12

This might be a long shot, but figured it couldn't hurt to ask. I'm attempting to use Elsevier's open-sourced spark-xml-utils package in pyspark to transform some XML records with XSLT.

I've had a bit of success with some exploratory code getting a transformation to work:

# open XSLT processor from spark's jvm context
with open('/tmp/foo.xsl', 'r') as f:
    proc = sc._jvm.com.elsevier.spark_xml_utils.xslt.XSLTProcessor.getInstance(f.read())


# transform XML record with 'proc' 
with open('/tmp/bar.xml','r') as f:
    transformed = proc.transform(f.read())

However, in a more realistic situation, I was unable to drop the proc.transform into a lambda map function, getting errors similar to:

"An error occurred while calling o55.getstate. Trace: py4j.Py4JException: Method getstate([]) does not exist at py4j.reflection.ReflectionEngine.getMethod(ReflectionEngine.java:318) at py4j.reflection.ReflectionEngine.getMethod(ReflectionEngine.java:326) at py4j.Gateway.invoke(Gateway.java:272) at py4j.commands.AbstractCommand.invokeMethod(AbstractCommand.java:132) at py4j.commands.CallCommand.execute(CallCommand.java:79) at py4j.GatewayConnection.run(GatewayConnection.java:214) at java.lang.Thread.run(Thread.java:748)"

When I got the small example to work on a single record, that was operating in a pyspark shell, which I'm assuming was using the spark driver. But in the map function mentioned above, this was in Spark, via Livy and YARN, which introduces workers. This SO question/answer suggests that perhaps I cannot use the function from the jvm in that context.

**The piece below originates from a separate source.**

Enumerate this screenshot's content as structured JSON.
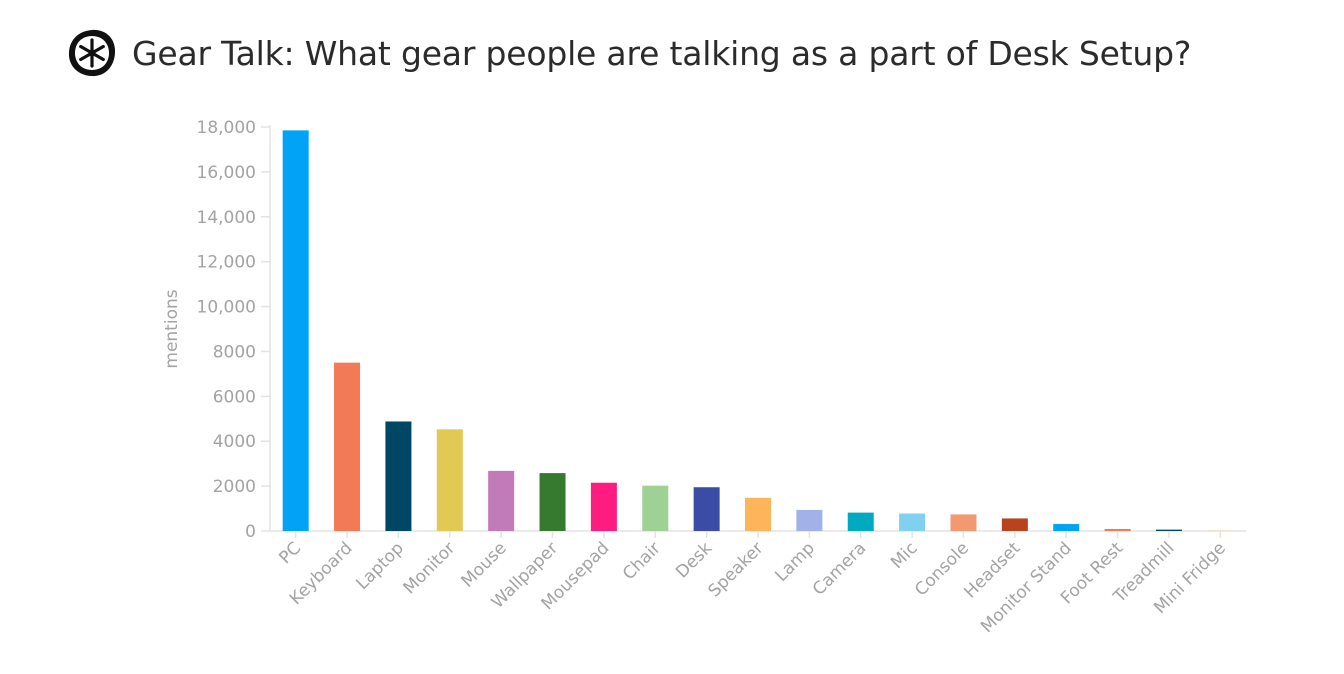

Now, the spark-xml-utils library provides some examples in scala, doing precisely what I'd like to do:

import com.elsevier.spark_xml_utils.xslt.XSLTProcessor

val xmlKeyPair = sc.sequenceFile[String, String]("s3n://spark-xml-utils/xml/part*")

val stylesheet = sc.textFile("s3n://spark-xml-utils/stylesheets/srctitle.xsl").collect.head

val srctitles = xmlKeyPair.mapPartitions(recsIter => { 
    val proc = XSLTProcessor.getInstance(stylesheet)
    recsIter.map(rec => proc.transform(rec._2))
})

I'm wondering, how can I translate this to pyspark code, such that I could run it over an RDD? Ideally, on an RDD with the following input and output format:

id | document | other | columns
-----------------------------------------------------
sprog | <xml here...> | more | data
baz   | <xml here...> | more | data

that could become

id | document | other | columns
-----------------------------------------------------
sprog | <*transformed* xml here...> | more | data
baz   | <*transformed* xml here...> | more | data

Any help or suggestions would be most appreciated.

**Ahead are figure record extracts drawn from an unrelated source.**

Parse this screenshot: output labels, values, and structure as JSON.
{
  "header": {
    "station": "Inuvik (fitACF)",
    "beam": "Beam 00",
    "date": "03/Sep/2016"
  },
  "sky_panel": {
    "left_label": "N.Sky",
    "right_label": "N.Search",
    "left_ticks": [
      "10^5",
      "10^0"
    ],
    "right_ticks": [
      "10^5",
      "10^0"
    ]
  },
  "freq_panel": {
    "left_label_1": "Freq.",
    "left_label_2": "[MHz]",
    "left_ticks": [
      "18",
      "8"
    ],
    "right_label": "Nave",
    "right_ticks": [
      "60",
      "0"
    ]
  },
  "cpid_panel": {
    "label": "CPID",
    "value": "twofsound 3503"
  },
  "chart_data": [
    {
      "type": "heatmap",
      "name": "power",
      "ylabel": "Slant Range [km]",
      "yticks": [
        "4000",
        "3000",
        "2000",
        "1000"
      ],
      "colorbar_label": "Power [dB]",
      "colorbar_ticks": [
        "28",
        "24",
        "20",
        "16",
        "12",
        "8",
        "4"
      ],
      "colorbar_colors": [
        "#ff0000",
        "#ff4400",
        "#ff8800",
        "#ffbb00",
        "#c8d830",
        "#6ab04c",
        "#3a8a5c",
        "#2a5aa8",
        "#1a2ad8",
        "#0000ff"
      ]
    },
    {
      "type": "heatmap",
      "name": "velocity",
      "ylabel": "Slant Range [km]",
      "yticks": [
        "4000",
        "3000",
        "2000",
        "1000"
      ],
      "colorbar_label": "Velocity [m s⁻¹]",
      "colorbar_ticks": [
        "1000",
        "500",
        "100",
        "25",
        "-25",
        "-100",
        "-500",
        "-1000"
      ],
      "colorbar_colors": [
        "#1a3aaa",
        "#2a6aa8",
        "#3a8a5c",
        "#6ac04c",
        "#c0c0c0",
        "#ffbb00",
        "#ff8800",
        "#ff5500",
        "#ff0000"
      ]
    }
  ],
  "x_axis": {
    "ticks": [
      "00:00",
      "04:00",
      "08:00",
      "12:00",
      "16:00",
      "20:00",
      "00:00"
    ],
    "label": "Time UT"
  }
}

Update 8/28/2018: Also tried running through mapPartitions, no dice. Same error of __getstate__()

ghukill
  • 1,136
  • 17
  • 42
  • 4
    No, it's not possible to do this directly from pyspark since you need to call `spark-xml-utils` classes from _executors_, i.e. transformation functions. Here's a good explanation why: https://stackoverflow.com/a/34412182/2271325 – Sergey Khudyakov Aug 29 '18 at 09:50
  • 3
    A possible workaround is to implement a Scala UDF that would simply call `spark-xml-utils` classes. In this case, you'll have to use DataFrame API instead of RDD. – Sergey Khudyakov Aug 29 '18 at 09:53
  • 1
    Thanks @SergeyKhudyakov for the thoughts. In the interim since posting, started to grok the idea that executors could not call `spark-xml-utils` classes. But, more, appreciate the proposed workaround of scala UDFs; have not used those before and didn't realize they could be called from pyspark context. Looking into that now. – ghukill Aug 29 '18 at 13:12
  • 1
    If you already use Python why not use relevant Python tools? `lxml` supports XSLT transforms for example. – zero323 Sep 03 '18 at 23:52
  • 2
    @user6910411, I should have clarified in my post. I need it to support XSLT 2.0, which lxml currently does not I believe. That was my original approach until I encountered that. – ghukill Sep 04 '18 at 11:43
  • I think you will get more luck working from python with Saxon C http://www.saxonica.com/saxon-c/doc/html/index.html – Alejandro May 09 '19 at 20:15

0 Answers0